CarrionCrow: First thought - looking at each organism, whether human or not, being a small thread, interconnected and woven into the larger, overall thread of energy that keeps everything going.
A person's thread frays, they die. No coming back. For gods, possibly strands that connect them to points that mortal races can't.
How did the gods go away? Most of their threads were cut, maybe to the point that they couldn't actively interact with the mortal world, but still bound sufficiently to still exist in some state that no living mortal could.
How does a demi-god work? Well, you get two mortals together, they reproduce, you get a new mortal thread.
A god and a mortal reproduce, you get a reinforced thread. Stronger the thread, the closer to divinity you are.
The tricky part would be how exactly the gods went away and what they have to do to come back.
First thought - someone managed to find a way to unbind the threads and did so. Why they did it? Who knows. Maybe the gods were complacent, omnipotent assholes that needed a good comeuppance so they'd stop abusing the world with their power. Or something. That's up to you to decide.
But anyway, as for how the gods come back? Well, they might have to sacrifice part of their own essence, losing connection with some things and redirecting the threads to essentially reattach themselves to the world.
Or maybe, mournful followers develop a way to ritually sacrifice themselves in order to give over their threads to their god, allowing the god to rebind themselves at the cost of their own existences.
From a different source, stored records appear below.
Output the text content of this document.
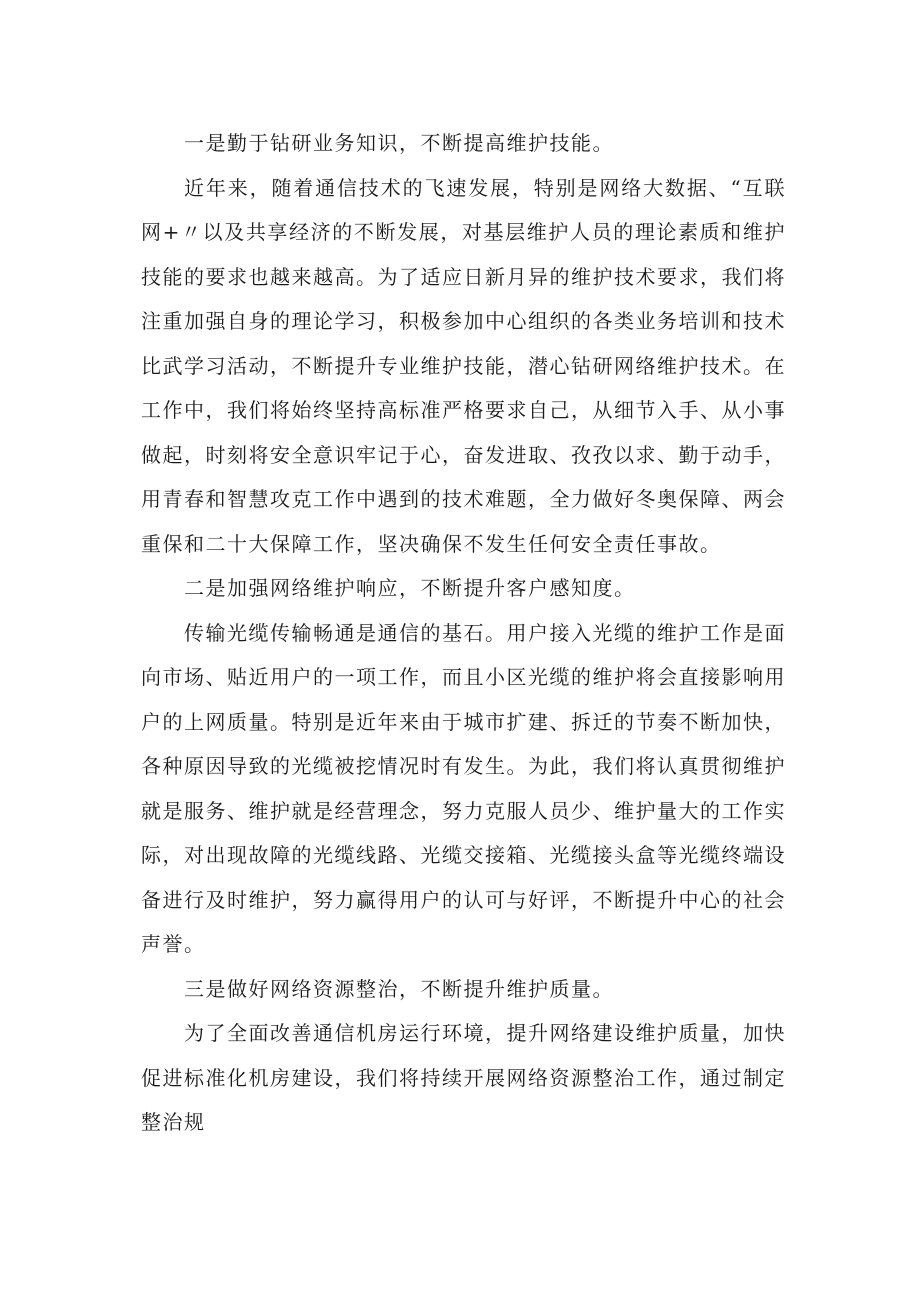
一是勤于钻研业务知识，不断提高维护技能。

近年来，随着通信技术的飞速发展，特别是网络大数据、“互联网+〃以及共享经济的不断发展，对基层维护人员的理论素质和维护技能的要求也越来越高。为了适应日新月异的维护技术要求，我们将注重加强自身的理论学习，积极参加中心组织的各类业务培训和技术比武学习活动，不断提升专业维护技能，潜心钻研网络维护技术。在工作中，我们将始终坚持高标准严格要求自己，从细节入手、从小事做起，时刻将安全意识牢记于心，奋发进取、孜孜以求、勤于动手，用青春和智慧攻克工作中遇到的技术难题，全力做好冬奥保障、两会重保和二十大保障工作，坚决确保不发生任何安全责任事故。

二是加强网络维护响应，不断提升客户感知度。

传输光缆传输畅通是通信的基石。用户接入光缆的维护工作是面向市场、贴近用户的一项工作，而且小区光缆的维护将会直接影响用户的上网质量。特别是近年来由于城市扩建、拆迁的节奏不断加快，各种原因导致的光缆被挖情况时有发生。为此，我们将认真贯彻维护就是服务、维护就是经营理念，努力克服人员少、维护量大的工作实际，对出现故障的光缆线路、光缆交接箱、光缆接头盒等光缆终端设备进行及时维护，努力赢得用户的认可与好评，不断提升中心的社会声誉。

三是做好网络资源整治，不断提升维护质量。

为了全面改善通信机房运行环境，提升网络建设维护质量，加快促进标准化机房建设，我们将持续开展网络资源整治工作，通过制定整治规
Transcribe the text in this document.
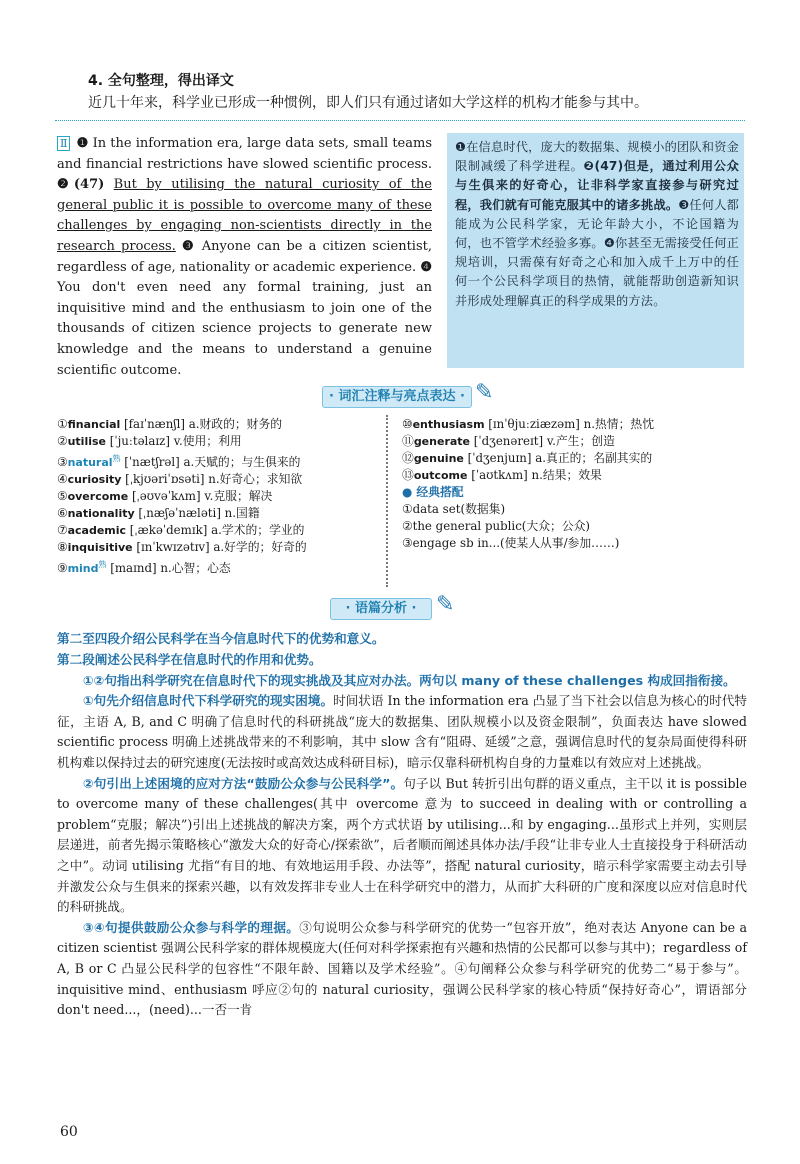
4. 全句整理，得出译文
近几十年来，科学业已形成一种惯例，即人们只有通过诸如大学这样的机构才能参与其中。
Ⅱ ❶ In the information era, large data sets, small teams and financial restrictions have slowed scientific process. ❷(47) But by utilising the natural curiosity of the general public it is possible to overcome many of these challenges by engaging non-scientists directly in the research process. ❸ Anyone can be a citizen scientist, regardless of age, nationality or academic experience. ❹ You don't even need any formal training, just an inquisitive mind and the enthusiasm to join one of the thousands of citizen science projects to generate new knowledge and the means to understand a genuine scientific outcome.
❶在信息时代，庞大的数据集、规模小的团队和资金限制减缓了科学进程。❷(47)但是，通过利用公众与生俱来的好奇心，让非科学家直接参与研究过程，我们就有可能克服其中的诸多挑战。❸任何人都能成为公民科学家，无论年龄大小，不论国籍为何，也不管学术经验多寡。❹你甚至无需接受任何正规培训，只需葆有好奇之心和加入成千上万中的任何一个公民科学项目的热情，就能帮助创造新知识并形成处理解真正的科学成果的方法。
· 词汇注释与亮点表达 · ✎
①financial [faɪˈnænʃl] a.财政的；财务的
②utilise [ˈjuːtəlaɪz] v.使用；利用
③natural$^熟$ [ˈnætʃrəl] a.天赋的；与生俱来的
④curiosity [ˌkjʊəriˈɒsəti] n.好奇心；求知欲
⑤overcome [ˌəʊvəˈkʌm] v.克服；解决
⑥nationality [ˌnæʃəˈnæləti] n.国籍
⑦academic [ˌækəˈdemɪk] a.学术的；学业的
⑧inquisitive [ɪnˈkwɪzətɪv] a.好学的；好奇的
⑨mind$^熟$ [maɪnd] n.心智；心态
⑩enthusiasm [ɪnˈθjuːziæzəm] n.热情；热忱
⑪generate [ˈdʒenəreɪt] v.产生；创造
⑫genuine [ˈdʒenjuɪn] a.真正的；名副其实的
⑬outcome [ˈaʊtkʌm] n.结果；效果
● 经典搭配
①data set(数据集)
②the general public(大众；公众)
③engage sb in...(使某人从事/参加……)
· 语篇分析 · ✎
第二至四段介绍公民科学在当今信息时代下的优势和意义。

第二段阐述公民科学在信息时代的作用和优势。

①②句指出科学研究在信息时代下的现实挑战及其应对办法。两句以 many of these challenges 构成回指衔接。

①句先介绍信息时代下科学研究的现实困境。时间状语 In the information era 凸显了当下社会以信息为核心的时代特征，主语 A, B, and C 明确了信息时代的科研挑战“庞大的数据集、团队规模小以及资金限制”，负面表达 have slowed scientific process 明确上述挑战带来的不利影响，其中 slow 含有“阻碍、延缓”之意，强调信息时代的复杂局面使得科研机构难以保持过去的研究速度(无法按时或高效达成科研目标)，暗示仅靠科研机构自身的力量难以有效应对上述挑战。

②句引出上述困境的应对方法“鼓励公众参与公民科学”。句子以 But 转折引出句群的语义重点，主干以 it is possible to overcome many of these challenges(其中 overcome 意为 to succeed in dealing with or controlling a problem“克服；解决”)引出上述挑战的解决方案，两个方式状语 by utilising...和 by engaging...虽形式上并列，实则层层递进，前者先揭示策略核心“激发大众的好奇心/探索欲”，后者顺而阐述具体办法/手段“让非专业人士直接投身于科研活动之中”。动词 utilising 尤指“有目的地、有效地运用手段、办法等”，搭配 natural curiosity，暗示科学家需要主动去引导并激发公众与生俱来的探索兴趣，以有效发挥非专业人士在科学研究中的潜力，从而扩大科研的广度和深度以应对信息时代的科研挑战。

③④句提供鼓励公众参与科学的理据。③句说明公众参与科学研究的优势一“包容开放”，绝对表达 Anyone can be a citizen scientist 强调公民科学家的群体规模庞大(任何对科学探索抱有兴趣和热情的公民都可以参与其中)；regardless of A, B or C 凸显公民科学的包容性“不限年龄、国籍以及学术经验”。④句阐释公众参与科学研究的优势二“易于参与”。inquisitive mind、enthusiasm 呼应②句的 natural curiosity，强调公民科学家的核心特质“保持好奇心”，谓语部分 don't need...，(need)...一否一肯

60
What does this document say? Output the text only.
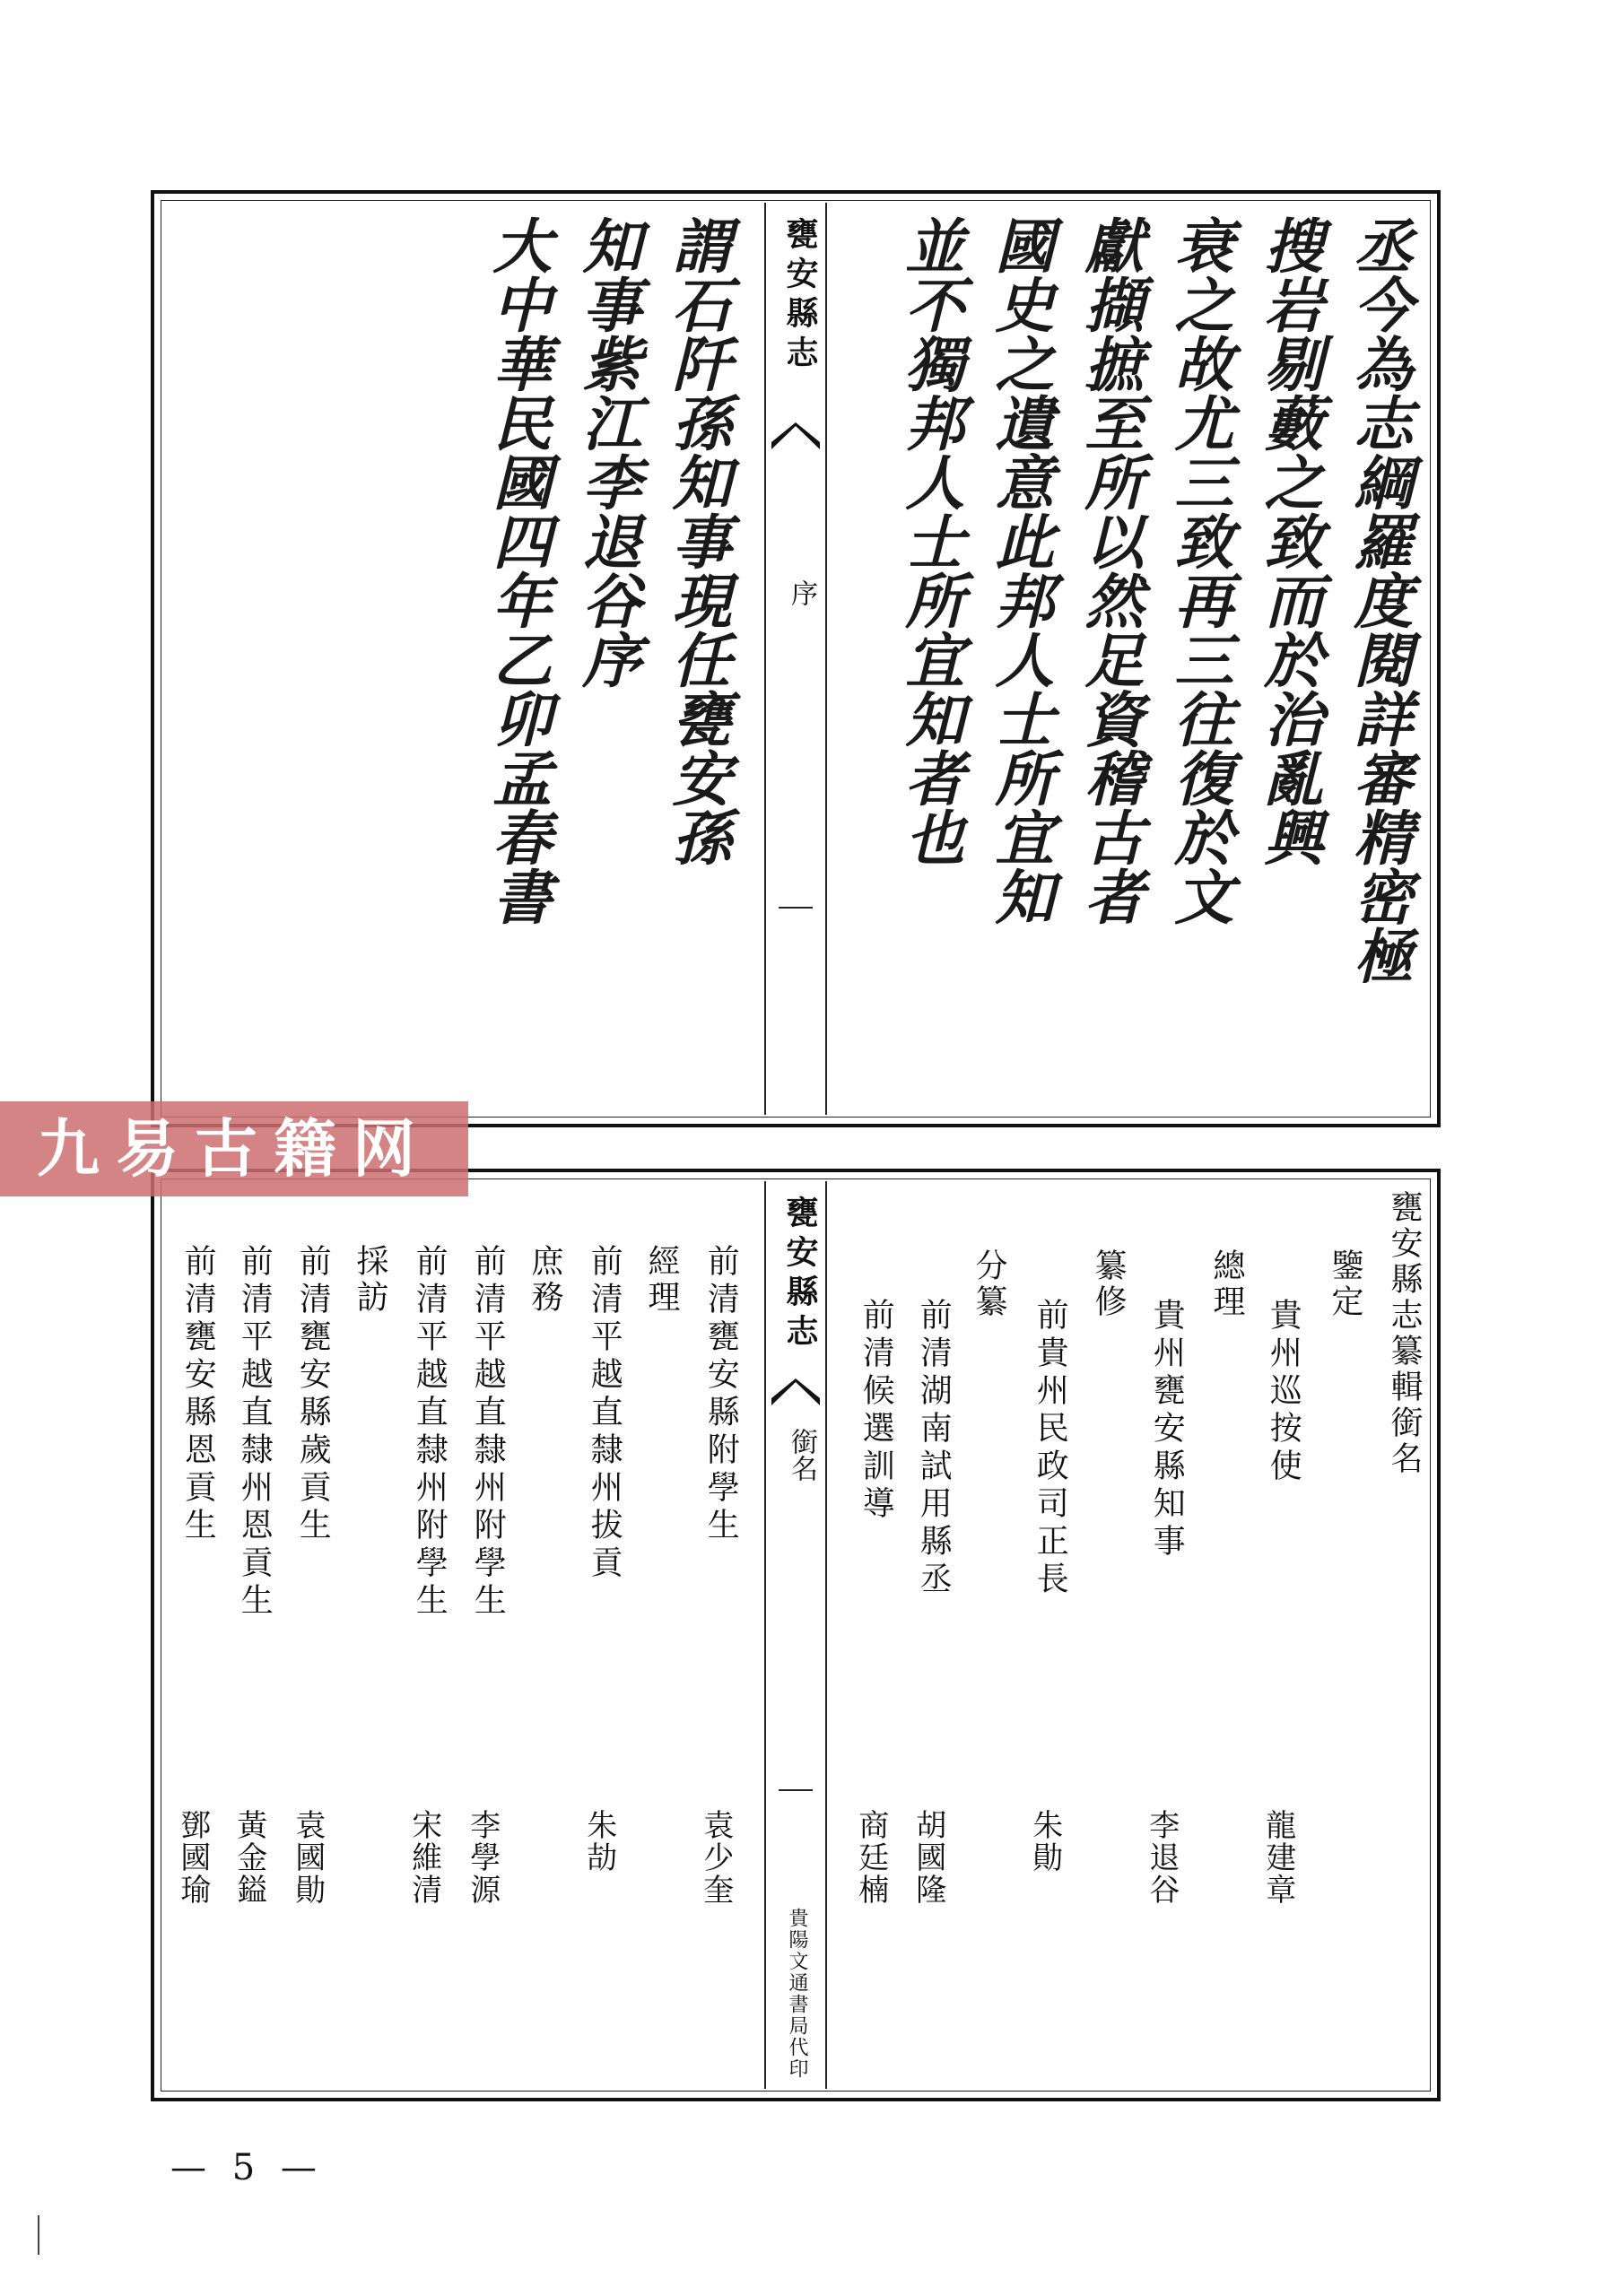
丞今為志綱羅度閱詳審精密極
搜岩剔藪之致而於治亂興
衰之故尤三致再三往復於文
獻擷摭至所以然足資稽古者
國史之遺意此邦人士所宜知
並不獨邦人士所宜知者也
甕安縣志
序
謂石阡孫知事現任甕安孫
知事紫江李退谷序
大中華民國四年乙卯孟春書
甕安縣志纂輯銜名
鑒定
貴州巡按使
龍建章
總理
貴州甕安縣知事
李退谷
纂修
前貴州民政司正長
朱勛
分纂
前清湖南試用縣丞
胡國隆
前清候選訓導
商廷楠
甕安縣志
銜名
貴陽文通書局代印
前清甕安縣附學生
袁少奎
經理
前清平越直隸州拔貢
朱劼
庶務
前清平越直隸州附學生
李學源
前清平越直隸州附學生
宋維清
採訪
前清甕安縣歲貢生
袁國勛
前清平越直隸州恩貢生
黃金鎰
前清甕安縣恩貢生
鄧國瑜
九易古籍网
— 5 —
Ooo, I like this. Actually fits really well with one of my systems of magic (which is based around a tapestry of Life called the Weave which is basically all the possible pasts, presents and futures woven together. So powerful mages can change what happens by affecting the Weave while Seers can see the future and probabilities etc.) I can't remember if that was the system I was going to use in this world or not, but it fits quite well anyway so I might just tweak it about until I like it.